-No hay leche-
-Pues ves a comprar-
John se giró hacia su compañero de piso con cierta sensación de de-ja-vu. Suspirando con resignación, buscó un papel donde anotar la lista de la compra. Dejandola pegada con un basto imán a la nevera y tomando su taza de café, salió de la cocina, hasta llegar al centro del salón, siempre en penumbras. Una montaña de libros en inestable equilibrio atrapó por un momento su atención, para después ignorarla sin más. Sherlock estaba inclinado sobre su portatil, escribiendo con sus finos y pálidos dedos.

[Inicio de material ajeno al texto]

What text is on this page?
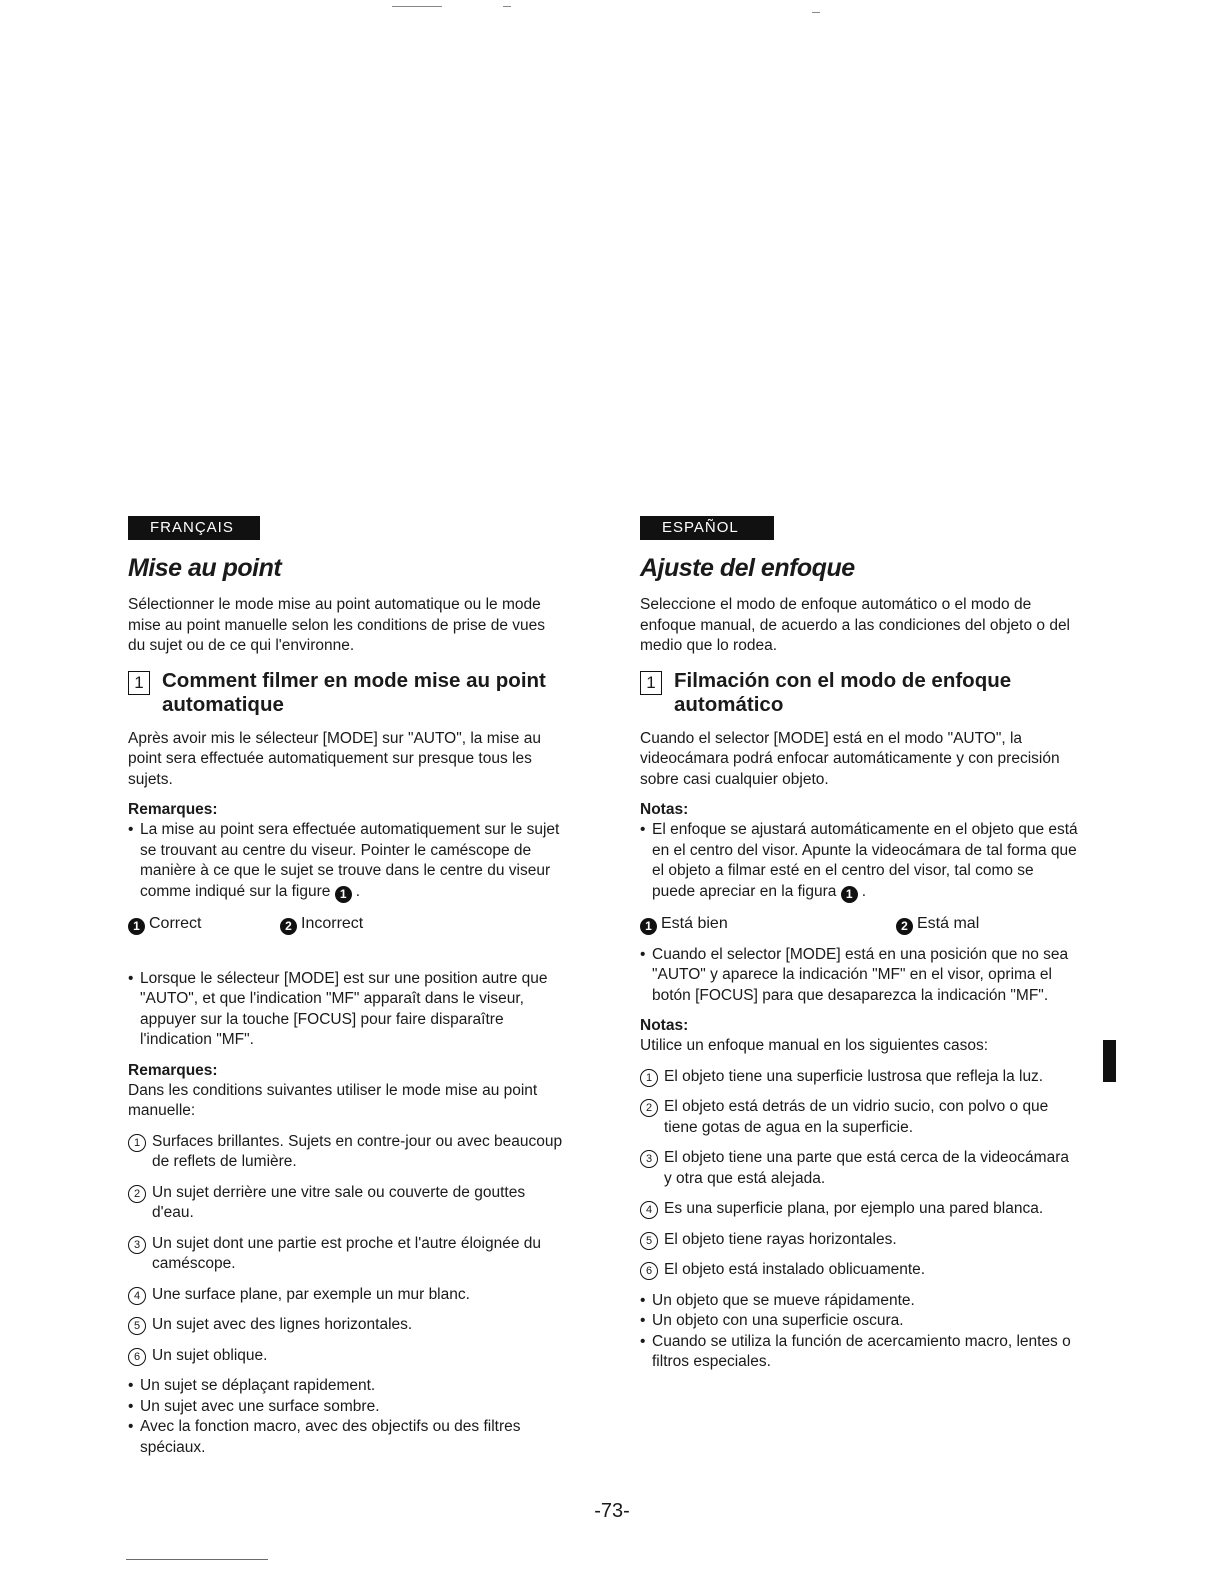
FRANÇAIS
Mise au point

Sélectionner le mode mise au point automatique ou le mode mise au point manuelle selon les conditions de prise de vues du sujet ou de ce qui l'environne.

1 Comment filmer en mode mise au point automatique

Après avoir mis le sélecteur [MODE] sur "AUTO", la mise au point sera effectuée automatiquement sur presque tous les sujets.

Remarques:
• La mise au point sera effectuée automatiquement sur le sujet se trouvant au centre du viseur. Pointer le caméscope de manière à ce que le sujet se trouve dans le centre du viseur comme indiqué sur la figure 1 .
1 Correct	2 Incorrect
• Lorsque le sélecteur [MODE] est sur une position autre que "AUTO", et que l'indication "MF" apparaît dans le viseur, appuyer sur la touche [FOCUS] pour faire disparaître l'indication "MF".
Remarques:

Dans les conditions suivantes utiliser le mode mise au point manuelle:

1 Surfaces brillantes. Sujets en contre-jour ou avec beaucoup de reflets de lumière.
2 Un sujet derrière une vitre sale ou couverte de gouttes d'eau.
3 Un sujet dont une partie est proche et l'autre éloignée du caméscope.
4 Une surface plane, par exemple un mur blanc.
5 Un sujet avec des lignes horizontales.
6 Un sujet oblique.
• Un sujet se déplaçant rapidement.
• Un sujet avec une surface sombre.
• Avec la fonction macro, avec des objectifs ou des filtres spéciaux.
ESPAÑOL
Ajuste del enfoque

Seleccione el modo de enfoque automático o el modo de enfoque manual, de acuerdo a las condiciones del objeto o del medio que lo rodea.

1 Filmación con el modo de enfoque automático

Cuando el selector [MODE] está en el modo "AUTO", la videocámara podrá enfocar automáticamente y con precisión sobre casi cualquier objeto.

Notas:
• El enfoque se ajustará automáticamente en el objeto que está en el centro del visor. Apunte la videocámara de tal forma que el objeto a filmar esté en el centro del visor, tal como se puede apreciar en la figura 1 .
1 Está bien	2 Está mal
• Cuando el selector [MODE] está en una posición que no sea "AUTO" y aparece la indicación "MF" en el visor, oprima el botón [FOCUS] para que desaparezca la indicación "MF".
Notas:

Utilice un enfoque manual en los siguientes casos:

1 El objeto tiene una superficie lustrosa que refleja la luz.
2 El objeto está detrás de un vidrio sucio, con polvo o que tiene gotas de agua en la superficie.
3 El objeto tiene una parte que está cerca de la videocámara y otra que está alejada.
4 Es una superficie plana, por ejemplo una pared blanca.
5 El objeto tiene rayas horizontales.
6 El objeto está instalado oblicuamente.
• Un objeto que se mueve rápidamente.
• Un objeto con una superficie oscura.
• Cuando se utiliza la función de acercamiento macro, lentes o filtros especiales.
-73-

A Watson le gustaba observarle en esos momentos, en los que -ignorando esos impactantes ojos claros- Sherlock parecía casi normal. A pesar de que Sherlock no era normal.

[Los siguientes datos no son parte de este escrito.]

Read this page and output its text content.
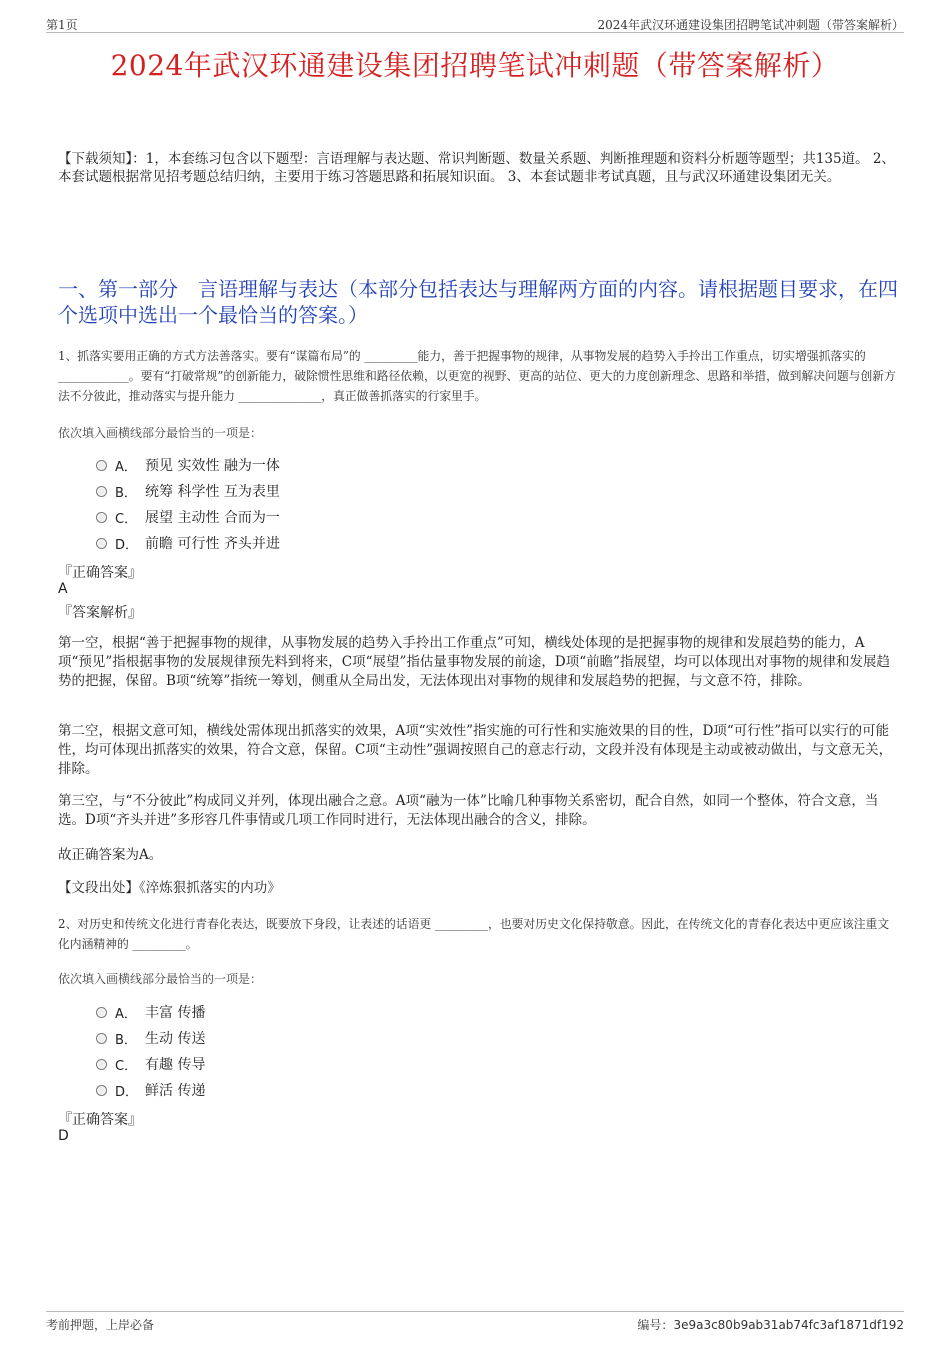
第1页	2024年武汉环通建设集团招聘笔试冲刺题（带答案解析）
2024年武汉环通建设集团招聘笔试冲刺题（带答案解析）
【下载须知】：1，本套练习包含以下题型：言语理解与表达题、常识判断题、数量关系题、判断推理题和资料分析题等题型；共135道。 2、本套试题根据常见招考题总结归纳，主要用于练习答题思路和拓展知识面。 3、本套试题非考试真题，且与武汉环通建设集团无关。
一、第一部分　言语理解与表达（本部分包括表达与理解两方面的内容。请根据题目要求，在四个选项中选出一个最恰当的答案。）
1、抓落实要用正确的方式方法善落实。要有“谋篇布局”的 _________能力，善于把握事物的规律，从事物发展的趋势入手拎出工作重点，切实增强抓落实的 ____________。要有“打破常规”的创新能力，破除惯性思维和路径依赖，以更宽的视野、更高的站位、更大的力度创新理念、思路和举措，做到解决问题与创新方法不分彼此，推动落实与提升能力 ______________，真正做善抓落实的行家里手。
依次填入画横线部分最恰当的一项是：
A． 预见 实效性 融为一体
B． 统筹 科学性 互为表里
C． 展望 主动性 合而为一
D． 前瞻 可行性 齐头并进
『正确答案』
A
『答案解析』
第一空，根据“善于把握事物的规律，从事物发展的趋势入手拎出工作重点”可知，横线处体现的是把握事物的规律和发展趋势的能力，A项“预见”指根据事物的发展规律预先料到将来，C项“展望”指估量事物发展的前途，D项“前瞻”指展望，均可以体现出对事物的规律和发展趋势的把握，保留。B项“统筹”指统一筹划，侧重从全局出发，无法体现出对事物的规律和发展趋势的把握，与文意不符，排除。
第二空，根据文意可知，横线处需体现出抓落实的效果，A项“实效性”指实施的可行性和实施效果的目的性，D项“可行性”指可以实行的可能性，均可体现出抓落实的效果，符合文意，保留。C项“主动性”强调按照自己的意志行动，文段并没有体现是主动或被动做出，与文意无关，排除。
第三空，与“不分彼此”构成同义并列，体现出融合之意。A项“融为一体”比喻几种事物关系密切，配合自然，如同一个整体，符合文意，当选。D项“齐头并进”多形容几件事情或几项工作同时进行，无法体现出融合的含义，排除。
故正确答案为A。
【文段出处】《淬炼狠抓落实的内功》
2、对历史和传统文化进行青春化表达，既要放下身段，让表述的话语更 _________，也要对历史文化保持敬意。因此，在传统文化的青春化表达中更应该注重文化内涵精神的 _________。
依次填入画横线部分最恰当的一项是：
A． 丰富 传播
B． 生动 传送
C． 有趣 传导
D． 鲜活 传递
『正确答案』
D
考前押题，上岸必备	编号：3e9a3c80b9ab31ab74fc3af1871df192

Sus mechones negros caian rebeldes sobre su frente, las sombras convertían su rostro en una peligrosa tentación; su piel tersa, sin imperfecciones, pálida, recordaba a una figura de mármol frío y blanco. El entrecejo fruncido; los labios apretados. Sherlock Holmes era como un ángel oscuro y frio, llegado al mundo para arrasar las voluntades más ferreas con una simple mirada de esos ojos azules, cristalinos, creados para sumergirse en ellos como quien se precipita a un rio de aguas puras, conociendo que las piedras de éste le recibirán antes de que tenga tiempo de prepararse para el golpe que sabe que llegará.

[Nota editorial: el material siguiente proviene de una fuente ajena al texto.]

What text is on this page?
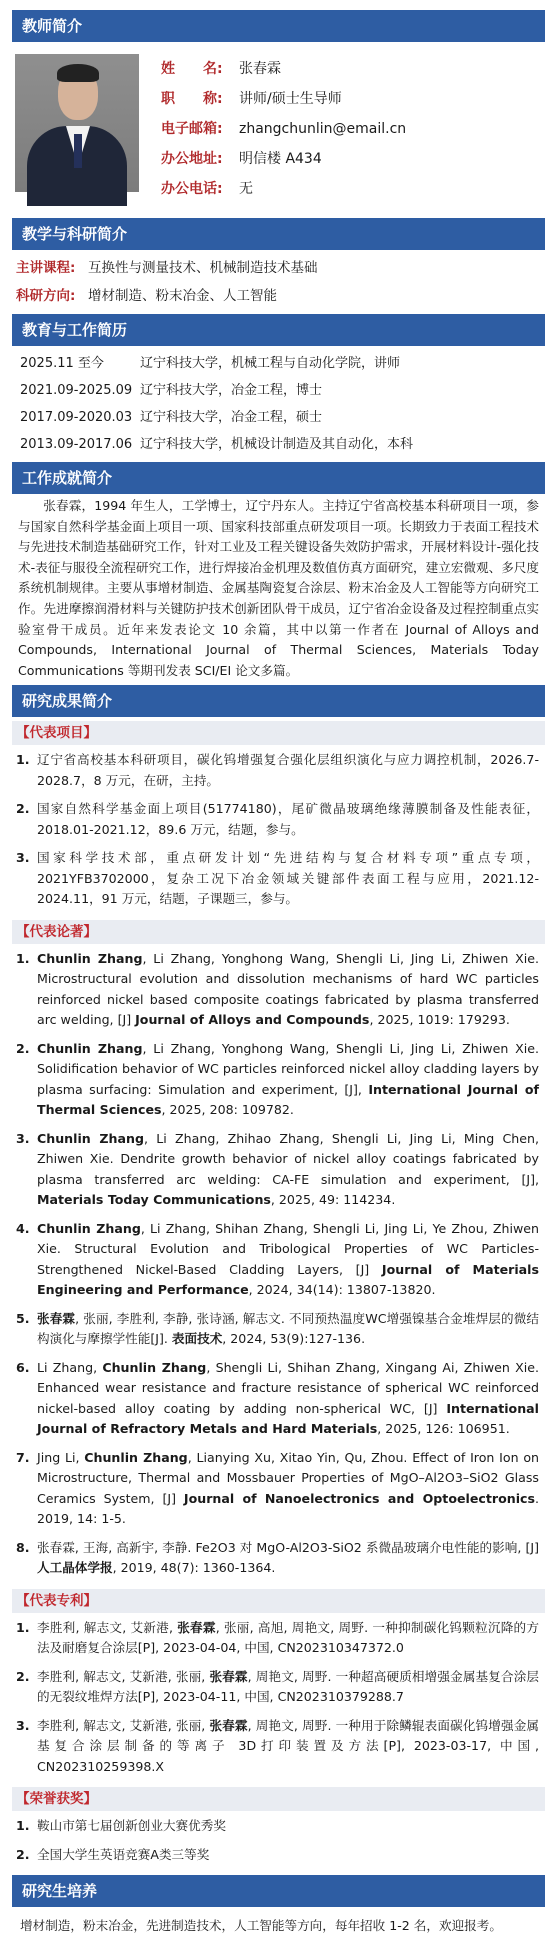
教师简介
姓　　名:	张春霖
职　　称:	讲师/硕士生导师
电子邮箱:	zhangchunlin@email.cn
办公地址:	明信楼 A434
办公电话:	无
教学与科研简介
主讲课程: 互换性与测量技术、机械制造技术基础
科研方向: 增材制造、粉末冶金、人工智能
教育与工作简历
2025.11 至今	辽宁科技大学，机械工程与自动化学院，讲师
2021.09-2025.09 辽宁科技大学，冶金工程，博士
2017.09-2020.03 辽宁科技大学，冶金工程，硕士
2013.09-2017.06 辽宁科技大学，机械设计制造及其自动化，本科
工作成就简介
张春霖，1994 年生人，工学博士，辽宁丹东人。主持辽宁省高校基本科研项目一项，参与国家自然科学基金面上项目一项、国家科技部重点研发项目一项。长期致力于表面工程技术与先进技术制造基础研究工作，针对工业及工程关键设备失效防护需求，开展材料设计-强化技术-表征与服役全流程研究工作，进行焊接冶金机理及数值仿真方面研究，建立宏微观、多尺度系统机制规律。主要从事增材制造、金属基陶瓷复合涂层、粉末冶金及人工智能等方向研究工作。先进摩擦润滑材料与关键防护技术创新团队骨干成员，辽宁省冶金设备及过程控制重点实验室骨干成员。近年来发表论文 10 余篇，其中以第一作者在 Journal of Alloys and Compounds, International Journal of Thermal Sciences, Materials Today Communications 等期刊发表 SCI/EI 论文多篇。
研究成果简介
【代表项目】
1. 辽宁省高校基本科研项目，碳化钨增强复合强化层组织演化与应力调控机制，2026.7-2028.7，8 万元，在研，主持。
2. 国家自然科学基金面上项目(51774180)，尾矿微晶玻璃绝缘薄膜制备及性能表征，2018.01-2021.12，89.6 万元，结题，参与。
3. 国家科学技术部，重点研发计划“先进结构与复合材料专项”重点专项，2021YFB3702000，复杂工况下冶金领域关键部件表面工程与应用，2021.12-2024.11，91 万元，结题，子课题三，参与。
【代表论著】
1. Chunlin Zhang, Li Zhang, Yonghong Wang, Shengli Li, Jing Li, Zhiwen Xie. Microstructural evolution and dissolution mechanisms of hard WC particles reinforced nickel based composite coatings fabricated by plasma transferred arc welding, [J] Journal of Alloys and Compounds, 2025, 1019: 179293.
2. Chunlin Zhang, Li Zhang, Yonghong Wang, Shengli Li, Jing Li, Zhiwen Xie. Solidification behavior of WC particles reinforced nickel alloy cladding layers by plasma surfacing: Simulation and experiment, [J], International Journal of Thermal Sciences, 2025, 208: 109782.
3. Chunlin Zhang, Li Zhang, Zhihao Zhang, Shengli Li, Jing Li, Ming Chen, Zhiwen Xie. Dendrite growth behavior of nickel alloy coatings fabricated by plasma transferred arc welding: CA-FE simulation and experiment, [J], Materials Today Communications, 2025, 49: 114234.
4. Chunlin Zhang, Li Zhang, Shihan Zhang, Shengli Li, Jing Li, Ye Zhou, Zhiwen Xie. Structural Evolution and Tribological Properties of WC Particles-Strengthened Nickel-Based Cladding Layers, [J] Journal of Materials Engineering and Performance, 2024, 34(14): 13807-13820.
5. 张春霖, 张丽, 李胜利, 李静, 张诗涵, 解志文. 不同预热温度WC增强镍基合金堆焊层的微结构演化与摩擦学性能[J]. 表面技术, 2024, 53(9):127-136.
6. Li Zhang, Chunlin Zhang, Shengli Li, Shihan Zhang, Xingang Ai, Zhiwen Xie. Enhanced wear resistance and fracture resistance of spherical WC reinforced nickel-based alloy coating by adding non-spherical WC, [J] International Journal of Refractory Metals and Hard Materials, 2025, 126: 106951.
7. Jing Li, Chunlin Zhang, Lianying Xu, Xitao Yin, Qu, Zhou. Effect of Iron Ion on Microstructure, Thermal and Mossbauer Properties of MgO–Al2O3–SiO2 Glass Ceramics System, [J] Journal of Nanoelectronics and Optoelectronics. 2019, 14: 1-5.
8. 张春霖, 王海, 高新宇, 李静. Fe2O3 对 MgO-Al2O3-SiO2 系微晶玻璃介电性能的影响, [J] 人工晶体学报, 2019, 48(7): 1360-1364.
【代表专利】
1. 李胜利, 解志文, 艾新港, 张春霖, 张丽, 高旭, 周艳文, 周野. 一种抑制碳化钨颗粒沉降的方法及耐磨复合涂层[P], 2023-04-04, 中国, CN202310347372.0
2. 李胜利, 解志文, 艾新港, 张丽, 张春霖, 周艳文, 周野. 一种超高硬质相增强金属基复合涂层的无裂纹堆焊方法[P], 2023-04-11, 中国, CN202310379288.7
3. 李胜利, 解志文, 艾新港, 张丽, 张春霖, 周艳文, 周野. 一种用于除鳞辊表面碳化钨增强金属基复合涂层制备的等离子 3D打印装置及方法[P], 2023-03-17, 中国, CN202310259398.X
【荣誉获奖】
1. 鞍山市第七届创新创业大赛优秀奖
2. 全国大学生英语竞赛A类三等奖
研究生培养
增材制造，粉末冶金，先进制造技术，人工智能等方向，每年招收 1-2 名，欢迎报考。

Un trueno lejano trajo a Watson de vuelta a la realidad; seguía parado en medio de ese sombrío salón, con la mirada clavada en su tormento. Y Sherlock le devolvia la mirada, en silencio, quizás creyendo a Watson sumergido en uno de sus borrosos recuerdos sobre la guerra. Nada más lejos de la realidad. John había salido de una guerra para caer en otra, mucho más sutíl y más peligrosa; una guerra contra su corazón y sus sentimientos, contra su cuerpo y sus deseos, contra su mente y contra lo que siempre había creido ser. Ahora se veia sumergido en un remolino de confusas reacciones y situaciones, donde Sherlock era, como siempre, juez y parte.
El café se había enfriado. Sherlock se había puesto en pie, y caminaba hacia él sin apartar ni un maldito segundo la mirada, manteniendo a John preso de esos ojos que aparecian en sus sueños, cada vez con mayor frecuencia. No protestó cuando el detective asesor le quitó la taza de sus manos, ni cuando estuvo tan cerca que pudo aspirar el suave perfume masculino que desprendia el cuerpo de su compañero. No era la primera vez que estaban tan cerca, ni la primera vez que Sherlock le miraba así, como si pudiera conocer todos y cada uno de sus más sucios deseos, como si leyera su mente como si se tratara de un libro, abierto y desnudo en sus manos, bajo esos dedos finos que ahora se enredaban en su ropa, y lo arrastraban nuevamente a los labios de su tormento. Y John se dejó arrastrar, como siempre, igual que se había dejado arrastrar por él desde el primer momento que le había visto.
Los mordiscos, los gemidos, los susurros y jadeos, los dedos entrelazados, las uñas clavadas en la espalda, las piernas enredadas en la cintura, el sudor, los latidos, los suspiros, el calor, el miedo, el 'no me dejes' y el 'di mi nombre', la culpa, el dolor, el placer, el 'bésame', el 'te necesito', el sabor, el olor, el amor..
Y después, Sherlock besaria sus parpados, y susurraría 'Watson, mi Watson..', y John sería propiedad eterna de aquel ángel oscuro, que tenia en sus manos su corazón, su alma, y su vida.